Key Points
Fintrx reports that the ultra-wealthy private investment entity reduced its direct investments by 60% in July compared to the same time last year.
Family offices, shaken by tariff uncertainties, are shifting some of their investments overseas, focusing on European startups.
Robin Lauber from Infinitas Capital shared insights with CNBC about why the Swiss family office remains hopeful despite the market’s ups and downs.
In July, family offices made just 42 direct investments, which is nearly a 60% decline year-on-year, according to exclusive data from Fintrx for CNBC. This steep drop seems tied to the ongoing uncertainties surrounding tariffs, particularly influenced by actions from former President Trump. For the first half of 2025, family office investments overall decreased by 32%. Advisors mentioned that these tariff concerns have prompted not just family offices but also American companies to look abroad for greener pastures, with nearly a third of July’s investments targeting European firms.
For instance, Hillspire, associated with former Google CEO Eric Schmidt, has backed two AI startups in Paris. Lauber, the CEO and co-founder of Infinitas Capital, explained that his family office has had a busier year compared to the last two, focusing on diverse investments like Swiss residential real estate and notable tech firms, including Xai and SpaceX earlier this year. He anticipates that by year’s end, some of their portfolio companies may go public in Swedish or German markets. In July, Infinitas completed its 12th direct investment for 2025, co-funding a $5 million pre-Series A round for St. Suss, a Berlin-based brand specializing in lingerie and socks. These funds are aimed at launching new product categories, like swimwear, while expanding into the US and UK markets, all amidst the fluctuating economic landscape.
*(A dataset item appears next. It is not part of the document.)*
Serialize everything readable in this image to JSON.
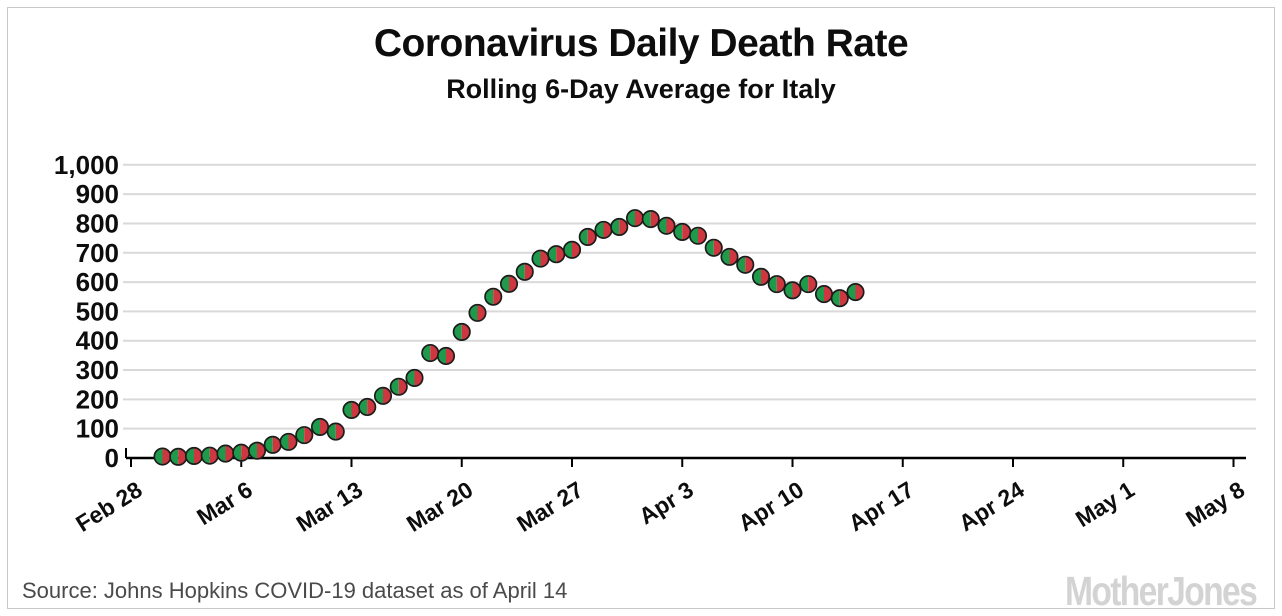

Lauber expressed optimism, speculating that the Trump administration might relax economic policies ahead of the 2026 mid-term elections. He pointed to a record IPO season and potential US interest rate cuts as positive signs. “From an allocation perspective, I think it’s actually a fun time,” he remarked. Infinitas has also been strategically investing due to the market’s disruptions. For example, Kanaan Sellers Group, which Infinitas backs, is an e-commerce conglomerate that has successfully acquired various assets in kitchen appliances and outdoor furniture. Lauber noted that traditional startup investors are now more hesitant to invest in consumer-focused businesses, leading these companies to seek funding from family offices and wealthy individuals willing to take a longer-term view.